Pfr (phytochrome far-red): The active signaling form. Absorbs far-red light (730nm) and converts back to Pr, or slowly reverts to Pr in darkness.
During the day, red light from sunlight converts Pr to Pfr, which accumulates. At night, Pfr slowly reverts to Pr in the absence of light. The plant’s circadian clock measures how long this reversion takes - giving the plant a way to measure night length.
For practical purposes: the plant is measuring the length of uninterrupted darkness, not day length. A brief light interruption during the night (even a few minutes) can reset the measurement, preventing a short-day response in short-day plants or allowing continued vegetative growth in long-day plants.
The Three Photoperiod Response Types
Short-day plants flower when night length exceeds a critical threshold (typically 11-13 hours of darkness). Strawberries (June-bearing types), chrysanthemums, and short-day onions are examples. In temperate gardens, these flower in fall when nights lengthen.
Long-day plants flower when night length falls below a threshold (when days exceed 14-16 hours of light). Spinach, lettuce, long-day onions, and most grains are long-day plants. In temperate gardens, these transition to reproductive growth in late spring and early summer.
Day-neutral plants flower regardless of photoperiod. Most warm-season vegetables - tomatoes, peppers, cucumbers, squash - are day-neutral.
Practical Applications
Why onion selection by latitude matters: Long-day onion varieties are calibrated to bulb when summer daylength reaches 14-16 hours, which occurs only at northern latitudes. Planting them in the South produces non-bulbing or poorly bulbing results.

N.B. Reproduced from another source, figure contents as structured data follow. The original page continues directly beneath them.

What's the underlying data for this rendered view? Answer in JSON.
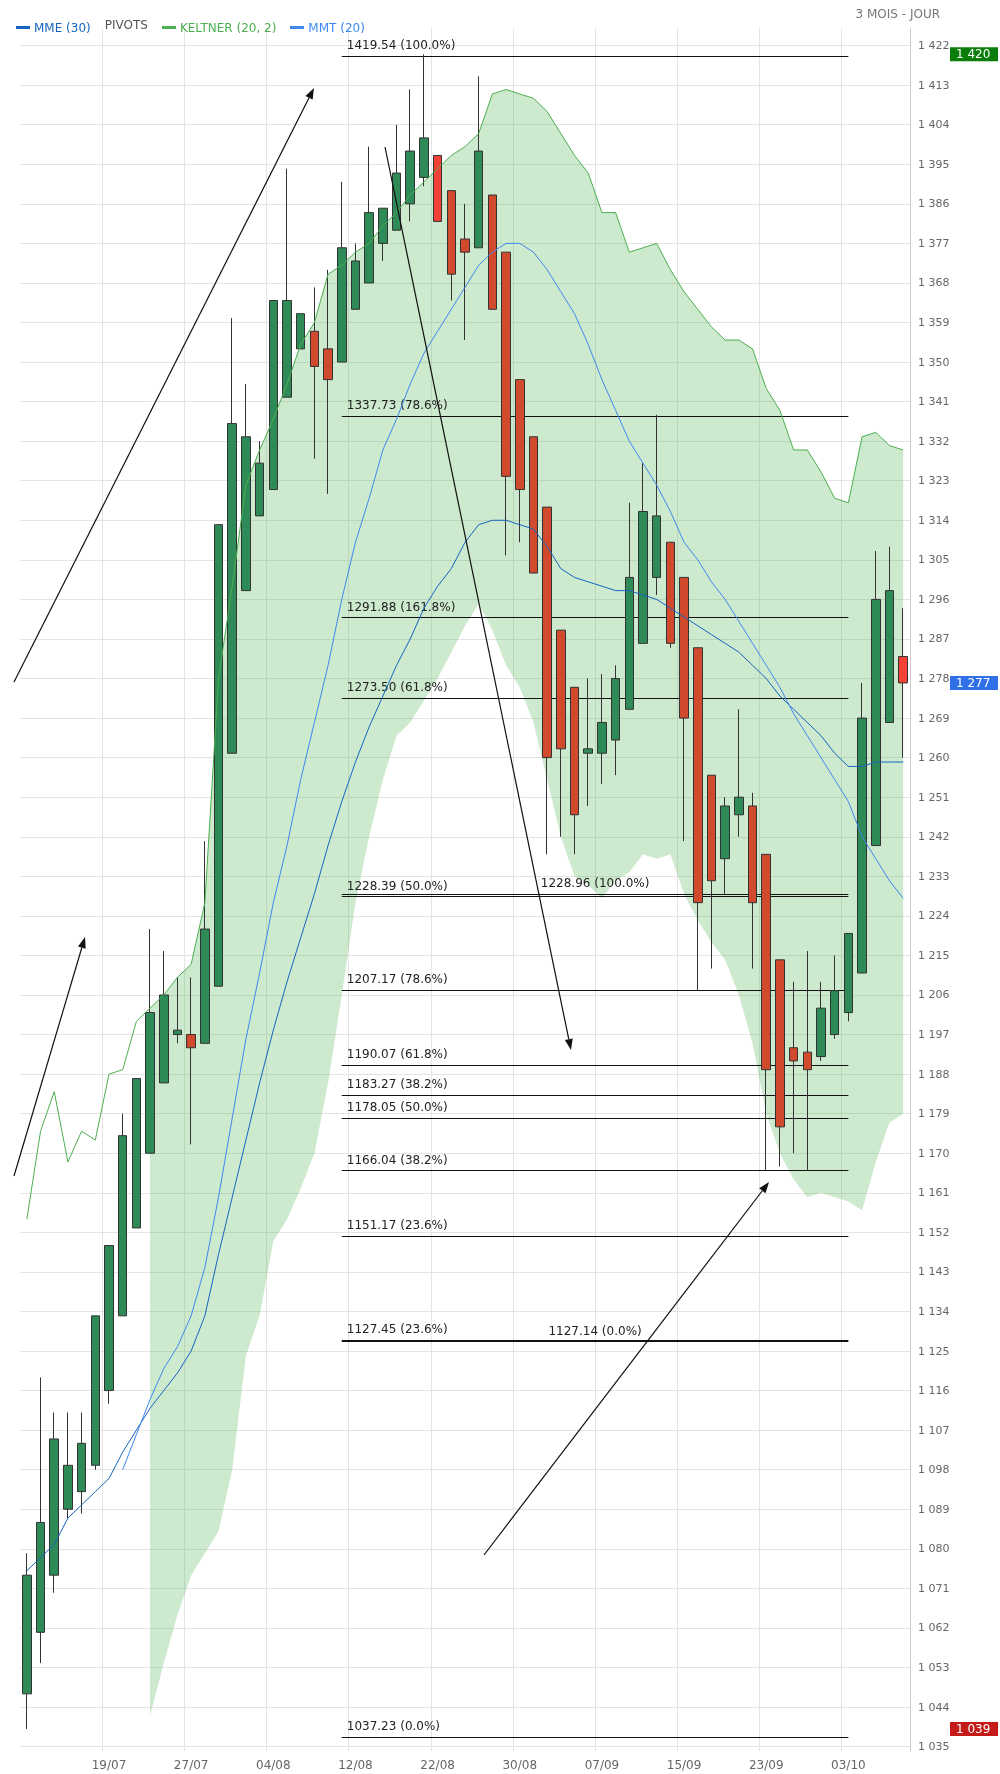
{
  "chart_data": {
    "type": "candlestick",
    "subtitle": "3 MOIS - JOUR",
    "categories": [
      null,
      null,
      null,
      null,
      null,
      null,
      "19/07",
      null,
      null,
      null,
      null,
      null,
      "27/07",
      null,
      null,
      null,
      null,
      null,
      "04/08",
      null,
      null,
      null,
      null,
      null,
      "12/08",
      null,
      null,
      null,
      null,
      null,
      "22/08",
      null,
      null,
      null,
      null,
      null,
      "30/08",
      null,
      null,
      null,
      null,
      null,
      "07/09",
      null,
      null,
      null,
      null,
      null,
      "15/09",
      null,
      null,
      null,
      null,
      null,
      "23/09",
      null,
      null,
      null,
      null,
      null,
      "03/10",
      null,
      null,
      null,
      null
    ],
    "ohlc": [
      [
        1047,
        1079,
        1039,
        1074
      ],
      [
        1061,
        1119,
        1054,
        1086
      ],
      [
        1074,
        1111,
        1070,
        1105
      ],
      [
        1089,
        1111,
        1087,
        1099
      ],
      [
        1093,
        1111,
        1088,
        1104
      ],
      [
        1099,
        1133,
        1098,
        1133
      ],
      [
        1116,
        1149,
        1113,
        1149
      ],
      [
        1133,
        1179,
        1133,
        1174
      ],
      [
        1153,
        1187,
        1153,
        1187
      ],
      [
        1170,
        1221,
        1170,
        1202
      ],
      [
        1186,
        1216,
        1186,
        1206
      ],
      [
        1197,
        1210,
        1195,
        1198
      ],
      [
        1197,
        1210,
        1172,
        1194
      ],
      [
        1195,
        1241,
        1195,
        1221
      ],
      [
        1208,
        1313,
        1208,
        1313
      ],
      [
        1261,
        1360,
        1261,
        1336
      ],
      [
        1298,
        1345,
        1298,
        1333
      ],
      [
        1315,
        1332,
        1315,
        1327
      ],
      [
        1321,
        1364,
        1321,
        1364
      ],
      [
        1342,
        1394,
        1342,
        1364
      ],
      [
        1353,
        1361,
        1353,
        1361
      ],
      [
        1357,
        1367,
        1328,
        1349
      ],
      [
        1353,
        1371,
        1320,
        1346
      ],
      [
        1350,
        1391,
        1350,
        1376
      ],
      [
        1362,
        1377,
        1362,
        1373
      ],
      [
        1368,
        1399,
        1368,
        1384
      ],
      [
        1377,
        1385,
        1373,
        1385
      ],
      [
        1380,
        1404,
        1380,
        1393
      ],
      [
        1386,
        1412,
        1382,
        1398
      ],
      [
        1392,
        1420,
        1390,
        1401
      ],
      [
        1397,
        1397,
        1382,
        1382
      ],
      [
        1389,
        1389,
        1364,
        1370
      ],
      [
        1378,
        1386,
        1355,
        1375
      ],
      [
        1376,
        1415,
        1376,
        1398
      ],
      [
        1388,
        1388,
        1362,
        1362
      ],
      [
        1375,
        1375,
        1306,
        1324
      ],
      [
        1346,
        1346,
        1309,
        1321
      ],
      [
        1333,
        1333,
        1302,
        1302
      ],
      [
        1317,
        1317,
        1238,
        1260
      ],
      [
        1289,
        1289,
        1242,
        1262
      ],
      [
        1276,
        1276,
        1238,
        1247
      ],
      [
        1261,
        1278,
        1249,
        1262
      ],
      [
        1261,
        1279,
        1254,
        1268
      ],
      [
        1264,
        1281,
        1256,
        1278
      ],
      [
        1271,
        1318,
        1271,
        1301
      ],
      [
        1286,
        1327,
        1286,
        1316
      ],
      [
        1301,
        1338,
        1297,
        1315
      ],
      [
        1309,
        1309,
        1285,
        1286
      ],
      [
        1301,
        1301,
        1241,
        1269
      ],
      [
        1285,
        1285,
        1207,
        1227
      ],
      [
        1256,
        1256,
        1212,
        1232
      ],
      [
        1237,
        1251,
        1229,
        1249
      ],
      [
        1247,
        1271,
        1242,
        1251
      ],
      [
        1249,
        1252,
        1212,
        1227
      ],
      [
        1238,
        1238,
        1166,
        1189
      ],
      [
        1214,
        1214,
        1167,
        1176
      ],
      [
        1194,
        1209,
        1170,
        1191
      ],
      [
        1193,
        1216,
        1166,
        1189
      ],
      [
        1192,
        1209,
        1191,
        1203
      ],
      [
        1197,
        1215,
        1196,
        1207
      ],
      [
        1202,
        1220,
        1200,
        1220
      ],
      [
        1211,
        1277,
        1211,
        1269
      ],
      [
        1240,
        1307,
        1240,
        1296
      ],
      [
        1268,
        1308,
        1268,
        1298
      ],
      [
        1283,
        1294,
        1260,
        1277
      ]
    ],
    "colors": [
      "#2e8b57",
      "#2e8b57",
      "#2e8b57",
      "#2e8b57",
      "#2e8b57",
      "#2e8b57",
      "#2e8b57",
      "#2e8b57",
      "#2e8b57",
      "#2e8b57",
      "#2e8b57",
      "#2e8b57",
      "#d24a2e",
      "#2e8b57",
      "#2e8b57",
      "#2e8b57",
      "#2e8b57",
      "#2e8b57",
      "#2e8b57",
      "#2e8b57",
      "#2e8b57",
      "#d24a2e",
      "#d24a2e",
      "#2e8b57",
      "#2e8b57",
      "#2e8b57",
      "#2e8b57",
      "#2e8b57",
      "#2e8b57",
      "#2e8b57",
      "#f44336",
      "#d24a2e",
      "#d24a2e",
      "#2e8b57",
      "#d24a2e",
      "#d24a2e",
      "#d24a2e",
      "#d24a2e",
      "#d24a2e",
      "#d24a2e",
      "#d24a2e",
      "#2e8b57",
      "#2e8b57",
      "#2e8b57",
      "#2e8b57",
      "#2e8b57",
      "#2e8b57",
      "#d24a2e",
      "#d24a2e",
      "#d24a2e",
      "#d24a2e",
      "#2e8b57",
      "#2e8b57",
      "#d24a2e",
      "#d24a2e",
      "#d24a2e",
      "#d24a2e",
      "#d24a2e",
      "#2e8b57",
      "#2e8b57",
      "#2e8b57",
      "#2e8b57",
      "#2e8b57",
      "#2e8b57",
      "#f44336"
    ],
    "series": [
      {
        "name": "MME (30)",
        "type": "line",
        "color": "#1565c0",
        "values": [
          1075,
          1078,
          1081,
          1087,
          1090,
          1093,
          1096,
          1102,
          1107,
          1112,
          1116,
          1120,
          1125,
          1133,
          1147,
          1160,
          1173,
          1186,
          1198,
          1209,
          1219,
          1229,
          1240,
          1250,
          1259,
          1267,
          1274,
          1281,
          1287,
          1294,
          1299,
          1303,
          1309,
          1313,
          1314,
          1314,
          1313,
          1312,
          1308,
          1303,
          1301,
          1300,
          1299,
          1298,
          1298,
          1297,
          1296,
          1294,
          1292,
          1290,
          1288,
          1286,
          1284,
          1281,
          1278,
          1274,
          1271,
          1268,
          1265,
          1261,
          1258,
          1258,
          1259,
          1259,
          1259
        ]
      },
      {
        "name": "KELTNER (20, 2)",
        "type": "line",
        "color": "#4caf50",
        "values": [
          1155,
          1175,
          1184,
          1168,
          1175,
          1173,
          1188,
          1189,
          1200,
          1203,
          1206,
          1210,
          1213,
          1227,
          1278,
          1299,
          1322,
          1330,
          1337,
          1345,
          1354,
          1359,
          1370,
          1372,
          1375,
          1377,
          1381,
          1384,
          1388,
          1391,
          1394,
          1397,
          1399,
          1402,
          1411,
          1412,
          1411,
          1410,
          1407,
          1402,
          1397,
          1393,
          1384,
          1384,
          1375,
          1376,
          1377,
          1371,
          1366,
          1362,
          1358,
          1355,
          1355,
          1353,
          1344,
          1339,
          1330,
          1330,
          1325,
          1319,
          1318,
          1333,
          1334,
          1331,
          1330
        ],
        "upper": [
          null,
          null,
          null,
          null,
          null,
          null,
          null,
          null,
          null,
          1203,
          1206,
          1210,
          1213,
          1227,
          1278,
          1299,
          1322,
          1330,
          1337,
          1345,
          1354,
          1359,
          1370,
          1372,
          1375,
          1377,
          1381,
          1384,
          1388,
          1391,
          1394,
          1397,
          1399,
          1402,
          1411,
          1412,
          1411,
          1410,
          1407,
          1402,
          1397,
          1393,
          1384,
          1384,
          1375,
          1376,
          1377,
          1371,
          1366,
          1362,
          1358,
          1355,
          1355,
          1353,
          1344,
          1339,
          1330,
          1330,
          1325,
          1319,
          1318,
          1333,
          1334,
          1331,
          1330
        ],
        "lower": [
          null,
          null,
          null,
          null,
          null,
          null,
          null,
          null,
          null,
          1042,
          1054,
          1065,
          1074,
          1079,
          1084,
          1098,
          1124,
          1133,
          1150,
          1155,
          1162,
          1170,
          1186,
          1206,
          1227,
          1242,
          1255,
          1265,
          1268,
          1273,
          1278,
          1284,
          1290,
          1295,
          1289,
          1281,
          1276,
          1268,
          1255,
          1242,
          1233,
          1231,
          1228,
          1232,
          1234,
          1238,
          1237,
          1238,
          1229,
          1223,
          1218,
          1214,
          1206,
          1195,
          1179,
          1170,
          1164,
          1160,
          1161,
          1160,
          1159,
          1157,
          1168,
          1177,
          1179
        ]
      },
      {
        "name": "MMT (20)",
        "type": "line",
        "color": "#3f88ee",
        "values": [
          null,
          null,
          null,
          null,
          null,
          null,
          null,
          1098,
          1106,
          1114,
          1121,
          1126,
          1133,
          1144,
          1160,
          1178,
          1196,
          1211,
          1227,
          1240,
          1255,
          1268,
          1281,
          1296,
          1309,
          1319,
          1330,
          1337,
          1345,
          1352,
          1357,
          1362,
          1367,
          1372,
          1375,
          1377,
          1377,
          1375,
          1371,
          1366,
          1361,
          1354,
          1346,
          1339,
          1332,
          1327,
          1322,
          1316,
          1309,
          1305,
          1300,
          1296,
          1291,
          1286,
          1281,
          1276,
          1270,
          1265,
          1260,
          1255,
          1250,
          1242,
          1237,
          1232,
          1228
        ]
      }
    ],
    "ylim": [
      1034,
      1426
    ],
    "yticks": [
      {
        "value": 1035,
        "label": "1 035"
      },
      {
        "value": 1044,
        "label": "1 044"
      },
      {
        "value": 1053,
        "label": "1 053"
      },
      {
        "value": 1062,
        "label": "1 062"
      },
      {
        "value": 1071,
        "label": "1 071"
      },
      {
        "value": 1080,
        "label": "1 080"
      },
      {
        "value": 1089,
        "label": "1 089"
      },
      {
        "value": 1098,
        "label": "1 098"
      },
      {
        "value": 1107,
        "label": "1 107"
      },
      {
        "value": 1116,
        "label": "1 116"
      },
      {
        "value": 1125,
        "label": "1 125"
      },
      {
        "value": 1134,
        "label": "1 134"
      },
      {
        "value": 1143,
        "label": "1 143"
      },
      {
        "value": 1152,
        "label": "1 152"
      },
      {
        "value": 1161,
        "label": "1 161"
      },
      {
        "value": 1170,
        "label": "1 170"
      },
      {
        "value": 1179,
        "label": "1 179"
      },
      {
        "value": 1188,
        "label": "1 188"
      },
      {
        "value": 1197,
        "label": "1 197"
      },
      {
        "value": 1206,
        "label": "1 206"
      },
      {
        "value": 1215,
        "label": "1 215"
      },
      {
        "value": 1224,
        "label": "1 224"
      },
      {
        "value": 1233,
        "label": "1 233"
      },
      {
        "value": 1242,
        "label": "1 242"
      },
      {
        "value": 1251,
        "label": "1 251"
      },
      {
        "value": 1260,
        "label": "1 260"
      },
      {
        "value": 1269,
        "label": "1 269"
      },
      {
        "value": 1278,
        "label": "1 278"
      },
      {
        "value": 1287,
        "label": "1 287"
      },
      {
        "value": 1296,
        "label": "1 296"
      },
      {
        "value": 1305,
        "label": "1 305"
      },
      {
        "value": 1314,
        "label": "1 314"
      },
      {
        "value": 1323,
        "label": "1 323"
      },
      {
        "value": 1332,
        "label": "1 332"
      },
      {
        "value": 1341,
        "label": "1 341"
      },
      {
        "value": 1350,
        "label": "1 350"
      },
      {
        "value": 1359,
        "label": "1 359"
      },
      {
        "value": 1368,
        "label": "1 368"
      },
      {
        "value": 1377,
        "label": "1 377"
      },
      {
        "value": 1386,
        "label": "1 386"
      },
      {
        "value": 1395,
        "label": "1 395"
      },
      {
        "value": 1404,
        "label": "1 404"
      },
      {
        "value": 1413,
        "label": "1 413"
      },
      {
        "value": 1422,
        "label": "1 422"
      }
    ],
    "grid": true,
    "legend": "top left",
    "marker": "none",
    "ref_lines": [
      {
        "axis": "y",
        "value": 1419.54,
        "label": "1419.54 (100.0%)"
      },
      {
        "axis": "y",
        "value": 1337.73,
        "label": "1337.73 (78.6%)"
      },
      {
        "axis": "y",
        "value": 1273.5,
        "label": "1273.50 (61.8%)"
      },
      {
        "axis": "y",
        "value": 1228.39,
        "label": "1228.39 (50.0%)"
      },
      {
        "axis": "y",
        "value": 1183.27,
        "label": "1183.27 (38.2%)"
      },
      {
        "axis": "y",
        "value": 1127.45,
        "label": "1127.45 (23.6%)"
      },
      {
        "axis": "y",
        "value": 1037.23,
        "label": "1037.23 (0.0%)"
      },
      {
        "axis": "y",
        "value": 1291.88,
        "label": "1291.88 (161.8%)"
      },
      {
        "axis": "y",
        "value": 1228.96,
        "label": "1228.96 (100.0%)"
      },
      {
        "axis": "y",
        "value": 1207.17,
        "label": "1207.17 (78.6%)"
      },
      {
        "axis": "y",
        "value": 1190.07,
        "label": "1190.07 (61.8%)"
      },
      {
        "axis": "y",
        "value": 1178.05,
        "label": "1178.05 (50.0%)"
      },
      {
        "axis": "y",
        "value": 1166.04,
        "label": "1166.04 (38.2%)"
      },
      {
        "axis": "y",
        "value": 1151.17,
        "label": "1151.17 (23.6%)"
      },
      {
        "axis": "y",
        "value": 1127.14,
        "label": "1127.14 (0.0%)"
      }
    ],
    "annotations": [
      "PIVOTS",
      "1 420",
      "1 277",
      "1 039"
    ]
  }
}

Why spinach bolts in summer: The increasing daylength past spinach’s critical threshold triggers the shift from vegetative to reproductive growth. Slow-bolting varieties have elevated thresholds; all will eventually respond to extreme summer day lengths.
Why strawberry flowering depends on planting type: June-bearing varieties measure the short days of fall and winter to prepare flower buds that open in spring. Day-neutral varieties produce flowers regardless of daylength, enabling continuous production.
Night pollution effects: Light from streetlights, security lights, or grow lights during the dark period can disrupt photoperiod responses in sensitive crops. A strawberry bed directly beneath a bright security light may have impaired flower bud initiation in fall.
Photoperiodism is also why growers can manipulate plant development with artificial lighting: extending days with grow lights delays flowering in short-day plants and accelerates it in long-day plants. This is commercially exploited in chrysanthemum and cannabis production.